Whilst clearly stating that it does not apply to redundancies or non-renewal of fixed term contracts on their expiry, the Code is silent on whether or not it applies to dismissals for some other substantial reason (SOSR) and the EAT was recently asked to rule on this issue in Lund v St Edmund’s School, Canterbury UKEAT/0514/12.
The case involved a graphics design teacher who was dismissed without notice because his ‘erratic and sometimes irresponsible’ behaviour had led to a breakdown in trust and confidence.
The Tribunal found that the dismissal was both wrongful and unfair but reduced the award by 65% for contributory fault. The Tribunal did not address the issue of whether or not the Code applied to SOSR dismissals, stating only that the Code was silent on this point. However, when refusing the Claimant’s application for review, the Tribunal stated that it was inappropriate to apply the uplift as the Claimant had contributed so substantially to his dismissal.
The EAT allowed the appeal as it found that the Tribunal had erred in its approach both in failing to address the issue of whether or not the Code applied in the first place and then in failing to apply the uplift because of the Claimant’s contributory fault.

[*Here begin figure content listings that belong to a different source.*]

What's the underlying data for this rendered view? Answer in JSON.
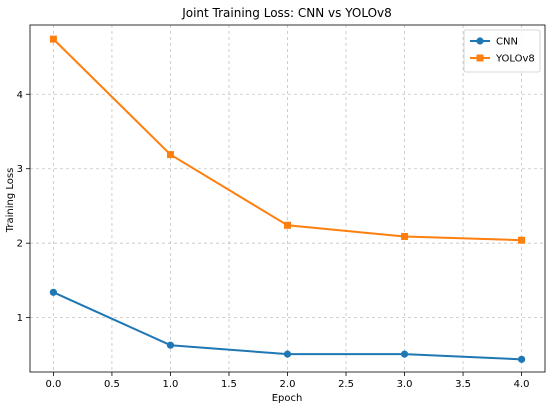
{
  "chart_data": {
    "type": "line",
    "title": "Joint Training Loss: CNN vs YOLOv8",
    "xlabel": "Epoch",
    "ylabel": "Training Loss",
    "x": [
      0,
      1,
      2,
      3,
      4
    ],
    "xlim": [
      -0.2,
      4.2
    ],
    "ylim": [
      0.27,
      4.93
    ],
    "xticks": [
      0.0,
      0.5,
      1.0,
      1.5,
      2.0,
      2.5,
      3.0,
      3.5,
      4.0
    ],
    "xtick_labels": [
      "0.0",
      "0.5",
      "1.0",
      "1.5",
      "2.0",
      "2.5",
      "3.0",
      "3.5",
      "4.0"
    ],
    "yticks": [
      1,
      2,
      3,
      4
    ],
    "ytick_labels": [
      "1",
      "2",
      "3",
      "4"
    ],
    "grid": true,
    "legend_position": "top-right",
    "series": [
      {
        "name": "CNN",
        "marker": "circle",
        "color": "#1f77b4",
        "values": [
          1.34,
          0.63,
          0.51,
          0.51,
          0.44
        ]
      },
      {
        "name": "YOLOv8",
        "marker": "square",
        "color": "#ff7f0e",
        "values": [
          4.74,
          3.19,
          2.24,
          2.09,
          2.04
        ]
      }
    ]
  }
}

The EAT held that the Code applies where disciplinary proceedings are, or ought to be, invoked against an employee. This meant that the focus should be on the reason why the process was initiated and not the ultimate outcome of the process. In this case, because the process was initiated on the basis of the employee’s conduct, the Code applied even though it was not the employee’s conduct, but the effect of his conduct, which was ultimately the reason for his dismissal.

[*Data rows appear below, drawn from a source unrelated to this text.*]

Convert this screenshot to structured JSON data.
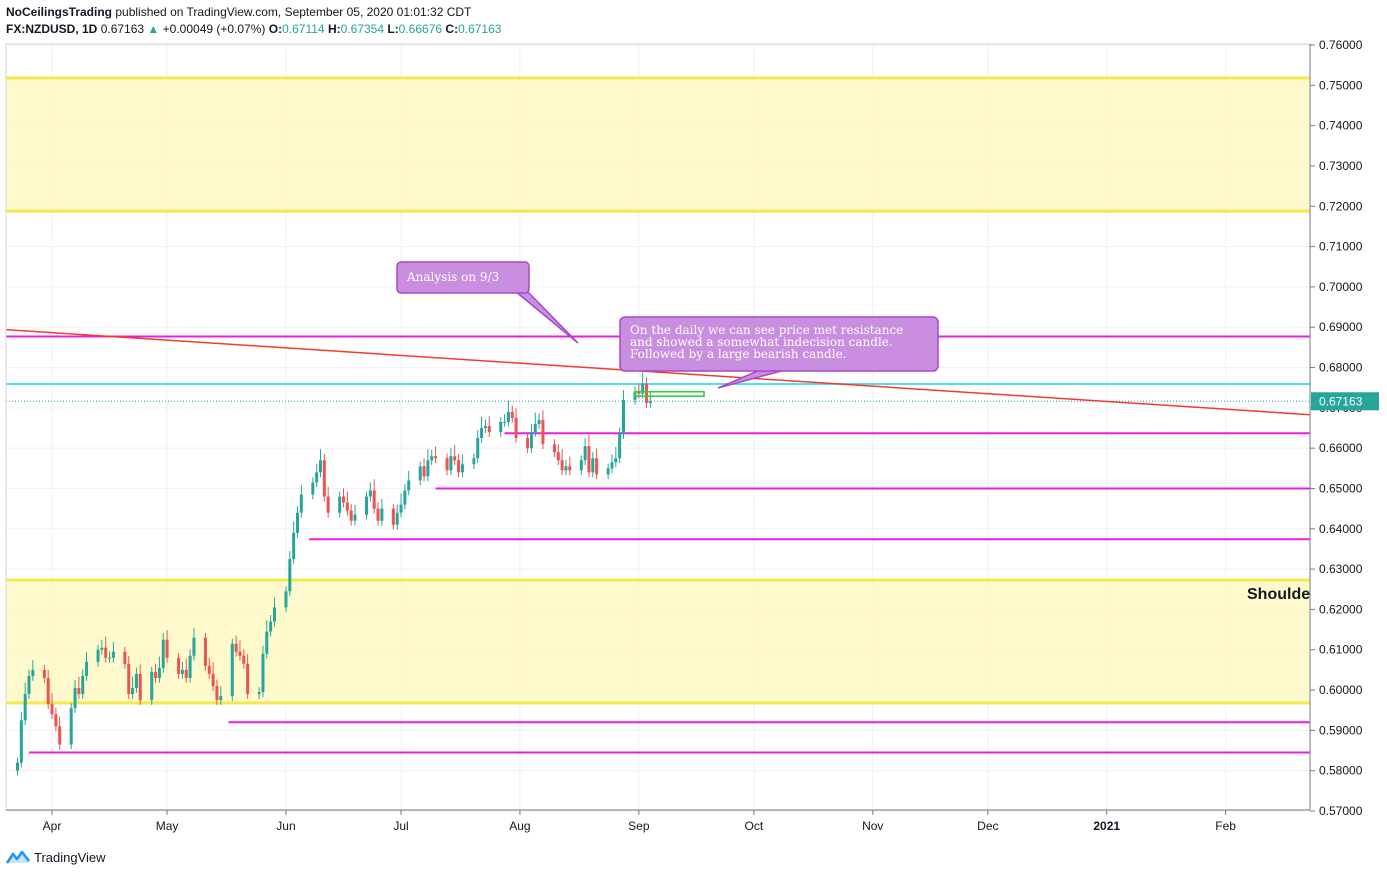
{
  "header": {
    "author": "NoCeilingsTrading",
    "published": "published on TradingView.com, September 05, 2020 01:01:32 CDT",
    "symbol": "FX:NZDUSD, 1D",
    "last": "0.67163",
    "change": "+0.00049 (+0.07%)",
    "o_label": "O:",
    "o": "0.67114",
    "h_label": "H:",
    "h": "0.67354",
    "l_label": "L:",
    "l": "0.66676",
    "c_label": "C:",
    "c": "0.67163"
  },
  "footer": {
    "brand": "TradingView"
  },
  "colors": {
    "up": "#26a69a",
    "down": "#ef5350",
    "zone": "#fff9c4",
    "zone_edge": "#f6e84a",
    "level": "#e91ee6",
    "trend": "#f23b2d",
    "cyan": "#4de1f0",
    "callout": "#c98ee0"
  },
  "chart_data": {
    "type": "candlestick",
    "y_ticks": [
      "0.76000",
      "0.75000",
      "0.74000",
      "0.73000",
      "0.72000",
      "0.71000",
      "0.70000",
      "0.69000",
      "0.68000",
      "0.67000",
      "0.66000",
      "0.65000",
      "0.64000",
      "0.63000",
      "0.62000",
      "0.61000",
      "0.60000",
      "0.59000",
      "0.58000",
      "0.57000"
    ],
    "ylim": [
      0.57,
      0.76
    ],
    "x_ticks": [
      "Apr",
      "May",
      "Jun",
      "Jul",
      "Aug",
      "Sep",
      "Oct",
      "Nov",
      "Dec",
      "2021",
      "Feb"
    ],
    "x_range": [
      "2020-03-20",
      "2021-02-23"
    ],
    "last_price_label": "0.67163",
    "zones": [
      {
        "from": 0.7188,
        "to": 0.7518
      },
      {
        "from": 0.5968,
        "to": 0.6273
      }
    ],
    "levels": [
      {
        "price": 0.6877,
        "from": "2020-03-20",
        "extend": "right"
      },
      {
        "price": 0.6637,
        "from": "2020-07-28",
        "extend": "right"
      },
      {
        "price": 0.65,
        "from": "2020-07-10",
        "extend": "right"
      },
      {
        "price": 0.6374,
        "from": "2020-06-07",
        "extend": "right"
      },
      {
        "price": 0.592,
        "from": "2020-05-17",
        "extend": "right"
      },
      {
        "price": 0.5845,
        "from": "2020-03-26",
        "extend": "right"
      }
    ],
    "cyan_level": 0.6759,
    "trendline": [
      {
        "date": "2020-03-20",
        "price": 0.6894
      },
      {
        "date": "2021-02-23",
        "price": 0.6683
      }
    ],
    "annotations": [
      {
        "text": "Analysis on 9/3"
      },
      {
        "lines": [
          "On the daily we can see price met resistance",
          "and showed a somewhat indecision candle.",
          "Followed by a large bearish candle."
        ]
      },
      {
        "text": "Shoulde"
      }
    ],
    "closes": [
      [
        "2020-03-23",
        0.582
      ],
      [
        "2020-03-24",
        0.5925
      ],
      [
        "2020-03-25",
        0.599
      ],
      [
        "2020-03-26",
        0.6035
      ],
      [
        "2020-03-27",
        0.605
      ],
      [
        "2020-03-30",
        0.603
      ],
      [
        "2020-03-31",
        0.5965
      ],
      [
        "2020-04-01",
        0.594
      ],
      [
        "2020-04-02",
        0.591
      ],
      [
        "2020-04-03",
        0.5865
      ],
      [
        "2020-04-06",
        0.5955
      ],
      [
        "2020-04-07",
        0.6005
      ],
      [
        "2020-04-08",
        0.599
      ],
      [
        "2020-04-09",
        0.6035
      ],
      [
        "2020-04-10",
        0.607
      ],
      [
        "2020-04-13",
        0.61
      ],
      [
        "2020-04-14",
        0.6105
      ],
      [
        "2020-04-15",
        0.608
      ],
      [
        "2020-04-16",
        0.608
      ],
      [
        "2020-04-17",
        0.6095
      ],
      [
        "2020-04-20",
        0.6065
      ],
      [
        "2020-04-21",
        0.599
      ],
      [
        "2020-04-22",
        0.6005
      ],
      [
        "2020-04-23",
        0.604
      ],
      [
        "2020-04-24",
        0.5975
      ],
      [
        "2020-04-27",
        0.6045
      ],
      [
        "2020-04-28",
        0.603
      ],
      [
        "2020-04-29",
        0.6055
      ],
      [
        "2020-04-30",
        0.6125
      ],
      [
        "2020-05-01",
        0.608
      ],
      [
        "2020-05-04",
        0.604
      ],
      [
        "2020-05-05",
        0.605
      ],
      [
        "2020-05-06",
        0.603
      ],
      [
        "2020-05-07",
        0.6085
      ],
      [
        "2020-05-08",
        0.613
      ],
      [
        "2020-05-11",
        0.606
      ],
      [
        "2020-05-12",
        0.604
      ],
      [
        "2020-05-13",
        0.601
      ],
      [
        "2020-05-14",
        0.5975
      ],
      [
        "2020-05-15",
        0.5985
      ],
      [
        "2020-05-18",
        0.6115
      ],
      [
        "2020-05-19",
        0.6095
      ],
      [
        "2020-05-20",
        0.6085
      ],
      [
        "2020-05-21",
        0.6065
      ],
      [
        "2020-05-22",
        0.599
      ],
      [
        "2020-05-25",
        0.5995
      ],
      [
        "2020-05-26",
        0.609
      ],
      [
        "2020-05-27",
        0.6145
      ],
      [
        "2020-05-28",
        0.617
      ],
      [
        "2020-05-29",
        0.6205
      ],
      [
        "2020-06-01",
        0.6245
      ],
      [
        "2020-06-02",
        0.6325
      ],
      [
        "2020-06-03",
        0.639
      ],
      [
        "2020-06-04",
        0.644
      ],
      [
        "2020-06-05",
        0.6485
      ],
      [
        "2020-06-08",
        0.6515
      ],
      [
        "2020-06-09",
        0.654
      ],
      [
        "2020-06-10",
        0.657
      ],
      [
        "2020-06-11",
        0.648
      ],
      [
        "2020-06-12",
        0.644
      ],
      [
        "2020-06-15",
        0.648
      ],
      [
        "2020-06-16",
        0.6465
      ],
      [
        "2020-06-17",
        0.6445
      ],
      [
        "2020-06-18",
        0.642
      ],
      [
        "2020-06-19",
        0.6435
      ],
      [
        "2020-06-22",
        0.648
      ],
      [
        "2020-06-23",
        0.6495
      ],
      [
        "2020-06-24",
        0.645
      ],
      [
        "2020-06-25",
        0.642
      ],
      [
        "2020-06-26",
        0.645
      ],
      [
        "2020-06-29",
        0.641
      ],
      [
        "2020-06-30",
        0.644
      ],
      [
        "2020-07-01",
        0.646
      ],
      [
        "2020-07-02",
        0.6495
      ],
      [
        "2020-07-03",
        0.652
      ],
      [
        "2020-07-06",
        0.6555
      ],
      [
        "2020-07-07",
        0.653
      ],
      [
        "2020-07-08",
        0.657
      ],
      [
        "2020-07-09",
        0.658
      ],
      [
        "2020-07-10",
        0.6575
      ],
      [
        "2020-07-13",
        0.6545
      ],
      [
        "2020-07-14",
        0.658
      ],
      [
        "2020-07-15",
        0.657
      ],
      [
        "2020-07-16",
        0.654
      ],
      [
        "2020-07-17",
        0.656
      ],
      [
        "2020-07-20",
        0.6575
      ],
      [
        "2020-07-21",
        0.6625
      ],
      [
        "2020-07-22",
        0.665
      ],
      [
        "2020-07-23",
        0.6655
      ],
      [
        "2020-07-24",
        0.664
      ],
      [
        "2020-07-27",
        0.6665
      ],
      [
        "2020-07-28",
        0.6665
      ],
      [
        "2020-07-29",
        0.669
      ],
      [
        "2020-07-30",
        0.6675
      ],
      [
        "2020-07-31",
        0.6625
      ],
      [
        "2020-08-03",
        0.66
      ],
      [
        "2020-08-04",
        0.664
      ],
      [
        "2020-08-05",
        0.666
      ],
      [
        "2020-08-06",
        0.667
      ],
      [
        "2020-08-07",
        0.661
      ],
      [
        "2020-08-10",
        0.659
      ],
      [
        "2020-08-11",
        0.657
      ],
      [
        "2020-08-12",
        0.6545
      ],
      [
        "2020-08-13",
        0.6555
      ],
      [
        "2020-08-14",
        0.6545
      ],
      [
        "2020-08-17",
        0.657
      ],
      [
        "2020-08-18",
        0.6605
      ],
      [
        "2020-08-19",
        0.654
      ],
      [
        "2020-08-20",
        0.6575
      ],
      [
        "2020-08-21",
        0.6535
      ],
      [
        "2020-08-24",
        0.655
      ],
      [
        "2020-08-25",
        0.6565
      ],
      [
        "2020-08-26",
        0.6575
      ],
      [
        "2020-08-27",
        0.6635
      ],
      [
        "2020-08-28",
        0.672
      ],
      [
        "2020-08-31",
        0.674
      ],
      [
        "2020-09-01",
        0.6735
      ],
      [
        "2020-09-02",
        0.676
      ],
      [
        "2020-09-03",
        0.6712
      ],
      [
        "2020-09-04",
        0.6716
      ]
    ]
  }
}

The EAT also held that the fact that the Claimant had contributed to his dismissal should not prevent the employer also being penalised for their own failings. Therefore an uplift can be applied irrespective of whether any reduction in award is being made for contributory fault.
Although this case makes it clear that the Code may apply to SOSR dismissals, it creates an element of uncertainty by requiring the Tribunal to substitute its view for that of the employer in deciding what was contemplated or ‘ought’ to have been contemplated at the outset.